With relation to the public’s access
to and interaction with information at large, Webster uses Jurgen Habermas’s
theory of the public sphere to emphasize the widespread effects of a capitalist
information monopoly on various sectors of society. He summarizes Habermas’s concept of the
public sphere as, “[A]n arena, independent of government (even if in receipt of
state funds) and also enjoying autonomy from partisan economic forces, which is
dedicated to the rational debate (i.e. to debate and discussion which are not
‘interested’, ‘disguised’ or ‘manipulated’) and which is both accessible to
entry and open inspection of the citizenry” (163). This form of rational discourse in
undermined, however, by the emergence of mass media like Vogue and other capitalistically motivated publications that
resemble it. Habermas predicts this
challenge to the public sphere when he states, “In the realm of the mass media,
of course, publicity has changed its meaning.
Originally a function of public opinion, it has become an attribute of whatever
attracts public opinion: public relations and efforts recently baptized
“publicity work” are aimed at producing such publicity” (Habermas, 2).
Given the period during which
Pabst’s Best Tonic advertisement was published, before women had the right to
vote in the U.S., we can see the inklings of a political agenda being
promulgated via within the advertisement.
Rather than motivating women to enter the public sphere and engage with
and shape the rational discourse that is its cornerstone, the ad instead
encourages them to remain complacent consumers, tucked away in their homes
performing their private domestic duties, never developing a personal stake in
the very discourse that decides the actions of their own lives.
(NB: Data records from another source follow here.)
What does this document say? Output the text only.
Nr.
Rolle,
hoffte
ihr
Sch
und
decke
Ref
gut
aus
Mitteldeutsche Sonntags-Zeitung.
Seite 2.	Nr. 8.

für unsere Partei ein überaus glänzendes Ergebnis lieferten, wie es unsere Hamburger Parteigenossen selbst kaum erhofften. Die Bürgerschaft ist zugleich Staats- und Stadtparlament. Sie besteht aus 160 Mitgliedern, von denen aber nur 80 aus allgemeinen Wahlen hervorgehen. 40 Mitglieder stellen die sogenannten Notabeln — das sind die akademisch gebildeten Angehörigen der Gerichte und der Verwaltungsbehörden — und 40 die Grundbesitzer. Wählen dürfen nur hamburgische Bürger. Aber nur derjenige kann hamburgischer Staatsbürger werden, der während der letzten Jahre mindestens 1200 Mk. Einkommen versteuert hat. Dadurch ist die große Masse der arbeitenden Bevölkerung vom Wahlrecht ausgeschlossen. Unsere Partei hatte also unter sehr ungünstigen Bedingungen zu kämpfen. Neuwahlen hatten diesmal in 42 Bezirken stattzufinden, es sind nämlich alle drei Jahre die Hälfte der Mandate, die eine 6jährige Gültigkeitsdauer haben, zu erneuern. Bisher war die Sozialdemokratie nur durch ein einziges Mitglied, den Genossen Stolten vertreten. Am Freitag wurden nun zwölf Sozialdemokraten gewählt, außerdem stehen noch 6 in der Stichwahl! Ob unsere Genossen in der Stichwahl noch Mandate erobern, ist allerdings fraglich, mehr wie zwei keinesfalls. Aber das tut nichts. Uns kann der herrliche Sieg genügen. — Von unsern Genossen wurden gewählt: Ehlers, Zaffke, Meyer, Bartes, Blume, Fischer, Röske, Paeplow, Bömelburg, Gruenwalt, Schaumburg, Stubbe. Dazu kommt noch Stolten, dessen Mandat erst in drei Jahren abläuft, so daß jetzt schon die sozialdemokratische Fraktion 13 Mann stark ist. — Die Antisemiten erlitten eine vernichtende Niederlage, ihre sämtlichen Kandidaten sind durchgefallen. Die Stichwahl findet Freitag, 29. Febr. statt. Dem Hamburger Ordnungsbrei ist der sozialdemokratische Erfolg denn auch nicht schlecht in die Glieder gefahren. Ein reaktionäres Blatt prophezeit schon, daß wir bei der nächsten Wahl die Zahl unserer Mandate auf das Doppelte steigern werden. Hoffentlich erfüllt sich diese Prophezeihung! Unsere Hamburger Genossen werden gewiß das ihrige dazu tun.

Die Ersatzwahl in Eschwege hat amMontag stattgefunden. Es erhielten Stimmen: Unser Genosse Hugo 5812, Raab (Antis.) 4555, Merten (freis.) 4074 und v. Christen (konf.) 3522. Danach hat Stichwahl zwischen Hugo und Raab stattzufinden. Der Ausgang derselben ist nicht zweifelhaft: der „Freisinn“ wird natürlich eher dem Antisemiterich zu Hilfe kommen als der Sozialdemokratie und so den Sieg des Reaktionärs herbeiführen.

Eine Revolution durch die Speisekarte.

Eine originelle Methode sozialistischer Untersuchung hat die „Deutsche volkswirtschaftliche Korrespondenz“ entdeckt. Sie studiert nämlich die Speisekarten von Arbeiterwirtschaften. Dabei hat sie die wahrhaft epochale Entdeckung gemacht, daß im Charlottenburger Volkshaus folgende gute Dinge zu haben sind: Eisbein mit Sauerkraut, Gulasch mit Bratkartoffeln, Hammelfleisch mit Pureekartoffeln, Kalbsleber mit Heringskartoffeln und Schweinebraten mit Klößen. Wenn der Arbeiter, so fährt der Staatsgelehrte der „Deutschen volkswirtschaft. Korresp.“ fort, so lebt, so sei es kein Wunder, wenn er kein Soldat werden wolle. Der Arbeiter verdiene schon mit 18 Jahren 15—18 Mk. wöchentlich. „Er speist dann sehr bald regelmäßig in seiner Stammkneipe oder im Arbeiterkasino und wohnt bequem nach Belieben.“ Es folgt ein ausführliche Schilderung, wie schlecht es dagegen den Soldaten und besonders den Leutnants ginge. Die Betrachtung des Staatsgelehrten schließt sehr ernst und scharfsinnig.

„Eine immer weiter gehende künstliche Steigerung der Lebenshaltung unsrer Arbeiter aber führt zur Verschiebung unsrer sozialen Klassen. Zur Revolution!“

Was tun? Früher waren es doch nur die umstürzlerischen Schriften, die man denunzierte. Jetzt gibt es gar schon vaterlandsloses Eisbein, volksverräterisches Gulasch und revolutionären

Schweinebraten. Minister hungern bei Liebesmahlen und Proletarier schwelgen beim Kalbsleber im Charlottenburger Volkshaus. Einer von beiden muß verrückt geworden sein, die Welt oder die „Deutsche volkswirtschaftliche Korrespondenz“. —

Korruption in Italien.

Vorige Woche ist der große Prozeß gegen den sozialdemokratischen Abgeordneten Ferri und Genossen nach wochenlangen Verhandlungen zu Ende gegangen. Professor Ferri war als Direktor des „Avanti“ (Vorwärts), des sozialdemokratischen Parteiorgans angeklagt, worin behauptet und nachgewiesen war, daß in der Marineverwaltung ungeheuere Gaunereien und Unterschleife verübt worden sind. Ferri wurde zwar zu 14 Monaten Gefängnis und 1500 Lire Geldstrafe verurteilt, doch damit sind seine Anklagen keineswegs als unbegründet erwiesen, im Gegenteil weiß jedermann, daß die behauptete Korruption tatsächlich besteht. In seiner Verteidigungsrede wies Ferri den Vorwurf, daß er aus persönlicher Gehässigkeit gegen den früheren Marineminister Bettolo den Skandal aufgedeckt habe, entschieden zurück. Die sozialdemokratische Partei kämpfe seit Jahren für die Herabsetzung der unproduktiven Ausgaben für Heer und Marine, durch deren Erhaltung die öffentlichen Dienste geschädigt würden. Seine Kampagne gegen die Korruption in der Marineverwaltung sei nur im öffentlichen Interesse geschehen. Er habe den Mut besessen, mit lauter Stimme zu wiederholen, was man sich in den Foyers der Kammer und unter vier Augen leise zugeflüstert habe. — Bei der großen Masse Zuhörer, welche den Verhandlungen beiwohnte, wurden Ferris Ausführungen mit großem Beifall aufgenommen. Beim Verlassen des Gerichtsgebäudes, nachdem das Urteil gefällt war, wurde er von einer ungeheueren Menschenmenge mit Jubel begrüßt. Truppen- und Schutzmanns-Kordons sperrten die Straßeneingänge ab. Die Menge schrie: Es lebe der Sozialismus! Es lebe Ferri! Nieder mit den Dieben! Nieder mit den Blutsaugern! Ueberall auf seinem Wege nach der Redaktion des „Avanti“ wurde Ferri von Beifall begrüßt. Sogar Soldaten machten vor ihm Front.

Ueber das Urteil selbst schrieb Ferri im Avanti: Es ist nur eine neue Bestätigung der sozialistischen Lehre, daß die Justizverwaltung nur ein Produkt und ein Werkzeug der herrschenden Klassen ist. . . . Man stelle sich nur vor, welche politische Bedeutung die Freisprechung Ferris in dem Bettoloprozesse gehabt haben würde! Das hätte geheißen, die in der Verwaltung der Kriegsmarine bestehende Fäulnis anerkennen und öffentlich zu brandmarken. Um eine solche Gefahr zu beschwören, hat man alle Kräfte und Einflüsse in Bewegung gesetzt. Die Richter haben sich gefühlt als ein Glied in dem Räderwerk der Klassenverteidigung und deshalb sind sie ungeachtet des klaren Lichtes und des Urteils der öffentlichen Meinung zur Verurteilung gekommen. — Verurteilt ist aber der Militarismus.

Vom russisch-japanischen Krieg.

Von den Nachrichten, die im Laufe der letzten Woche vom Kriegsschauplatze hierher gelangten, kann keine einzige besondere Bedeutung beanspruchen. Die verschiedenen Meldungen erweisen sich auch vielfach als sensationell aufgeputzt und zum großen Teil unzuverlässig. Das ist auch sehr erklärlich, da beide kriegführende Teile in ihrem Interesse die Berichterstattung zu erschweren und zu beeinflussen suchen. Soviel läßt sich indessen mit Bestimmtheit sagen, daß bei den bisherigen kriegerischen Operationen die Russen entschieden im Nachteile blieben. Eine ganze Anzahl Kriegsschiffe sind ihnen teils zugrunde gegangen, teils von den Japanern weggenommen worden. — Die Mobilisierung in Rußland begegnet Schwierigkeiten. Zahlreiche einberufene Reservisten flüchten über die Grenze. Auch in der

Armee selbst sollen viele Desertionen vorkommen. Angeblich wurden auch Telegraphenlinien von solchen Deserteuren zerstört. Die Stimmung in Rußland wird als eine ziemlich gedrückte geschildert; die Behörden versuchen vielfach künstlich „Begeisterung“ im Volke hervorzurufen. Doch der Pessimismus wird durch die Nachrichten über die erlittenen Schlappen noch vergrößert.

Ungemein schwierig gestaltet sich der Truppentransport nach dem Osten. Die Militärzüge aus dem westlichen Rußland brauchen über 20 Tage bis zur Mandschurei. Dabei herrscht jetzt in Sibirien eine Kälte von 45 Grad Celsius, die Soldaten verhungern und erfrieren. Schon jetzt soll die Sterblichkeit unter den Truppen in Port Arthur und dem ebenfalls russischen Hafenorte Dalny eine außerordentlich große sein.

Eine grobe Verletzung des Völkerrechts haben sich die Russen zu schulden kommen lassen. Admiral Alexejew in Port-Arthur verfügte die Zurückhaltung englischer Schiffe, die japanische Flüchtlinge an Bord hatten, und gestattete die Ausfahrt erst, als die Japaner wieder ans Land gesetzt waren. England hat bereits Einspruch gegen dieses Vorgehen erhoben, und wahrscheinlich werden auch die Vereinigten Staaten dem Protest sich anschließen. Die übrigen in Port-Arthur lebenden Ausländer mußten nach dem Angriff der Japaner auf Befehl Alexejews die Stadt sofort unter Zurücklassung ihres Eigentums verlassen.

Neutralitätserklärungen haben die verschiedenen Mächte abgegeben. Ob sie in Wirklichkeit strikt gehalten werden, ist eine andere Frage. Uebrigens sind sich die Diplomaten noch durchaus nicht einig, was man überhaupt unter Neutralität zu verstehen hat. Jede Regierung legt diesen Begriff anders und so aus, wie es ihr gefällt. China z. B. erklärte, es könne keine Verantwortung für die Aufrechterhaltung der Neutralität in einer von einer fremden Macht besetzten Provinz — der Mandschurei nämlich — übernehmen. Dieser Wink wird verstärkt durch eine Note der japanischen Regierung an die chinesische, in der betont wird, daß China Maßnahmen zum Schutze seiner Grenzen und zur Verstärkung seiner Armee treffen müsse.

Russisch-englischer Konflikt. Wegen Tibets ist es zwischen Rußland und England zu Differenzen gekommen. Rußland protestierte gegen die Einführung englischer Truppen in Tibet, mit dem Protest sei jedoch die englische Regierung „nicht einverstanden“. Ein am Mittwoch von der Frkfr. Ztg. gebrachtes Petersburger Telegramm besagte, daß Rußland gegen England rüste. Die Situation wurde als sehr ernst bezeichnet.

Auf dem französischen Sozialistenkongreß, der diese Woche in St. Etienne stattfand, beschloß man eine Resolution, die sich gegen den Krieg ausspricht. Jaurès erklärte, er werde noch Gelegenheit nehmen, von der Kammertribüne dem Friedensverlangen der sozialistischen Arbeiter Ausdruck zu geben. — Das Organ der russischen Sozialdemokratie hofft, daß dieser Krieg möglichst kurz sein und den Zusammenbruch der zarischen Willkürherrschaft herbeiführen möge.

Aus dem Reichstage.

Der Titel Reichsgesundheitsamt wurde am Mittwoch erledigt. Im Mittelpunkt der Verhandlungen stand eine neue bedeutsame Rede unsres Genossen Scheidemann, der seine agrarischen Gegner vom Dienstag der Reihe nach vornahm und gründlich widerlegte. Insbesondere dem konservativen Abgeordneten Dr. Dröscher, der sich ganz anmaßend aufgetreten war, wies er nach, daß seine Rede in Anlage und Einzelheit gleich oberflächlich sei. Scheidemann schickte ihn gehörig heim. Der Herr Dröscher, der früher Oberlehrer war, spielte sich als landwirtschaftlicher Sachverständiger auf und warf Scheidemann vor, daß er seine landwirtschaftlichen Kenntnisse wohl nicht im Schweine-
To this end, Webster’s concerns about
capitalist mediated information are realized as, “[C]apitalism is victorious,
the autonomy of individuals is radically reduced, the capacity for critical
thought is minimal, there is no real space for a public sphere in an era of
transnational media conglomerates and a pervasive culture of advertising” (Webster,
167). While the Pabst Best Tonic ad is
geared primarily towards women, Webster and Habermas illustrate the very real
concerns that capitalist mediated “information” poses for all members of
society.
Conclusion
Pabst’s
Best Tonic ad contains a number of rhetorical and political devices that are
cleverly employed to make the advertisement effective. On an aesthetic level, the advertisement
remediates the Romantic era gaze by positioning the consumer to view themselves
as both the subject and object of the ad itself, deeply appealing to their
personal sense of identity in order to promote the product. The text in the ad betrays a slanted
capitalist interest in the “information” posed about the product itself. While Webster emphasizes that information,
particularly that which is controlled by capitalist shareholders, is never
neutral, Habermas illustrates the significant political implications that can
occur when members of society resign themselves to private, complacent
consumerism. The fact that the “Joys of
Motherhood” advertisement was published before the turn of the twentieth
century, at a time when information and technology were considered to be far
less ubiquitous and crucial than they are today, we are left to wonder to what
extent we as individuals, as consumers, and as members of society, are being
similarly manipulated without even knowing it.
Works Cited
Bolter, Jay David, and Richard Grusin. Remediation: Understanding New Media.
Cambridge, Mass: MIT Press. 1999. Print.
Habermas, Jurgen. The Structural Transformation of the Public Sphere. Cambridge,
Mass: MIT Press. 1991. Print.
Sharp, Gwen. "Sociological Images." Vintage Ads for Cocaine and Opium Products ».
N.p., 22 Feb. 2010. Web. 29 Sept. 2012.
<http://thesocietypages.org/socimages/2010/02/22/vintage-ads-for-cocaine-and-opium-as-medicines/>.
Webster, Frank. Theories of the Information Society. New York: Routledge. 2002. Print.